When I was sixteen, there was this stretch of time where my mom was single. She’d been single for three months, sober for about a month, and we were watchingPride and Prejudice, the 2005 version. It’s one of our favorites. I remember turning to my mom, mid-grab for the popcorn.

“Why do you drink so much, Mom? After a breakup.”

At the time, I just thought alcohol was fun for a party. It made everyone have more fun, but my mom never had fun when she drank. She was fun when she wasn’t drinking. So why do it?

“Because sometimes it’s all too much, Jade-bear. I just feel too many things, and it’s too much. And sometimes a drink makes it a little easier.”

I nodded, but I didn’t fully understand. Sometimes I felt a lot of things too, but I just shoved them back into my brain and they disappeared. Why the alcohol then? Could she not do that? At the time, I slumped back on the couch and stuffed popcorn into my mouth. She ran a hand over my head affectionately, giving me a soft “you’ll understand when you’re older” kind of smile.

I hate that she was right.

I do understand now. I understand what it’s like to feel too much. Every time sadness or disappointment or grief or anger comes to visit, it feels like too much. But not because it’s too heavy. It’s like looking into the ocean and realizing that even if I swam down as far as I could go, I’d still never see the bottom of it. It’s the terror of thinking I’ve gone too far and I might not be able to resurface and gasp for air.

My mom and I have been avoiding the ocean altogether, scared of its endlessness, but there’s more to the ocean than its depth. What about the rush of the wave as it passes over me? The power of its force knocking my feet out from under me. What about the salty taste of the earth on my tongue and its residue on my sun-warmed skin? What about the joy of discovery when I see the life teeming underneath it? Crabs scurrying away, fish gliding to their next destination, shells hiding life underneath, and the darkness of the water concealing a predator from its prey. It’s overwhelming, but what if that’s the point?

What if the ocean is supposed to terrify and delight you? What if all of life is supposed to do that? What if I’m supposed to get lost for a while in my sadness?

And what if I get lost for a while in my joy?

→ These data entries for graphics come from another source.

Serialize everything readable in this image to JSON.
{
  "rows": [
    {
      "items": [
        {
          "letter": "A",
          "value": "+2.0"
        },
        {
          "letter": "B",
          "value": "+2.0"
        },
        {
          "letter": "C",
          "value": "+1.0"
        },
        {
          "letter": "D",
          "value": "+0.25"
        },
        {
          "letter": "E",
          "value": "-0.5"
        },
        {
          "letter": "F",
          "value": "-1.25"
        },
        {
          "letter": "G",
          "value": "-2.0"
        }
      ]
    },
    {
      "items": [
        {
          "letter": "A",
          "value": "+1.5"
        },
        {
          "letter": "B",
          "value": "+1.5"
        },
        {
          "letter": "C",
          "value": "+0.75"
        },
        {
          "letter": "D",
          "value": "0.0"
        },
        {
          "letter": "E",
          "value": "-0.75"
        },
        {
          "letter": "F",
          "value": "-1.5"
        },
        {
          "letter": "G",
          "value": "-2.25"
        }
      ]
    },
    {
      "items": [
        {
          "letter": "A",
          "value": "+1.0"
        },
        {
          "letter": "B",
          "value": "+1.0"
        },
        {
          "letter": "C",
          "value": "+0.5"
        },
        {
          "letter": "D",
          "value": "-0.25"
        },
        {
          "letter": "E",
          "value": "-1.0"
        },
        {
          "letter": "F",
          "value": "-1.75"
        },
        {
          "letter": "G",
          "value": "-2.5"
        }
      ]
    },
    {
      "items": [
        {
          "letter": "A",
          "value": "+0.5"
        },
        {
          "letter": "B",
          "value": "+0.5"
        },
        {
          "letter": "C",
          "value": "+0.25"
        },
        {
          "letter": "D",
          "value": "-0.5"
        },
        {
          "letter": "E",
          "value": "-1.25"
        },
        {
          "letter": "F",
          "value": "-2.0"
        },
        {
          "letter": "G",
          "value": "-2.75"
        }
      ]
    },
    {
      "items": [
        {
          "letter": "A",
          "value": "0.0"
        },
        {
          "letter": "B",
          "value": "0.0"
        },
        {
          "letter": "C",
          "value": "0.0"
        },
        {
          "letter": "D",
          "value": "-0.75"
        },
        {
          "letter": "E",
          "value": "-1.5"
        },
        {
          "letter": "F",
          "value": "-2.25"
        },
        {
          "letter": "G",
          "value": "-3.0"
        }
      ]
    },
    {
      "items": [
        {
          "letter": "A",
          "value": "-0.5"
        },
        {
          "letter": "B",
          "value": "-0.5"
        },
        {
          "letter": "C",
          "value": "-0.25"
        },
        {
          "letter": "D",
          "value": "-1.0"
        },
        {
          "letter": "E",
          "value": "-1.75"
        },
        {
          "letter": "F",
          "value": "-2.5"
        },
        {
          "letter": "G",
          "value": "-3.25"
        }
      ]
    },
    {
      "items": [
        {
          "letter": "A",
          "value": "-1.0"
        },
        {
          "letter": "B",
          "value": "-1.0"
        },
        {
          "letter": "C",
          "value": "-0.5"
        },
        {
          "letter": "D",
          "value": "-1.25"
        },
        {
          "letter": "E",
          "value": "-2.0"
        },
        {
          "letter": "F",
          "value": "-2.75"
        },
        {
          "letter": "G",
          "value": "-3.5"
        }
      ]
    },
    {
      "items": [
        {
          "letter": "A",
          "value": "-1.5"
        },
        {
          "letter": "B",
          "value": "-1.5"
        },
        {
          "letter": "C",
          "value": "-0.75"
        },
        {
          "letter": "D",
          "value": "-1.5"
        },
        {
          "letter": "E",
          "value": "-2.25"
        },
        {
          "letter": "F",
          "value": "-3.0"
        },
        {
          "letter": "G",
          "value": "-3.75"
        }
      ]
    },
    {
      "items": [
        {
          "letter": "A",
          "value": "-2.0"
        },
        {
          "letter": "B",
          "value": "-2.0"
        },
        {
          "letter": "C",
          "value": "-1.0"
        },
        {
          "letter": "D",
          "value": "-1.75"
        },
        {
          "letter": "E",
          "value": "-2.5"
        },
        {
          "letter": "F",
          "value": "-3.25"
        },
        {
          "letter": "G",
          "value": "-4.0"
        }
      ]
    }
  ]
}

My mom believed I would understand her when I got older because she saw herself in me. She saw my self-destructive tendencies, and instead of guiding me away from them, she just sat back and let me become exactly who she was. My belly roils. What should I have expected, though, from someone who can’t even see her own patterns and behaviors? This is a woman who won’t look in the metaphorical mirror and see what she’s doing to her own life.

Instead, she’s looking in the mirror and seeing my life.

And I’m looking in the mirror and seeing her.

But I don’t want to be this person anymore. I want to look in the mirror and see me, and I want to be proud of the person staring back at me. I don’t want to be the Jade who gets rip-roaring drunk when she’s sad, and I don’t want to be the kind of person who decides not to explore the ocean because someone else told her it was too scary.

I’m sick of walking miles in my mother’s shoes. My feet are tired, and her shoes don’t fit me anymore.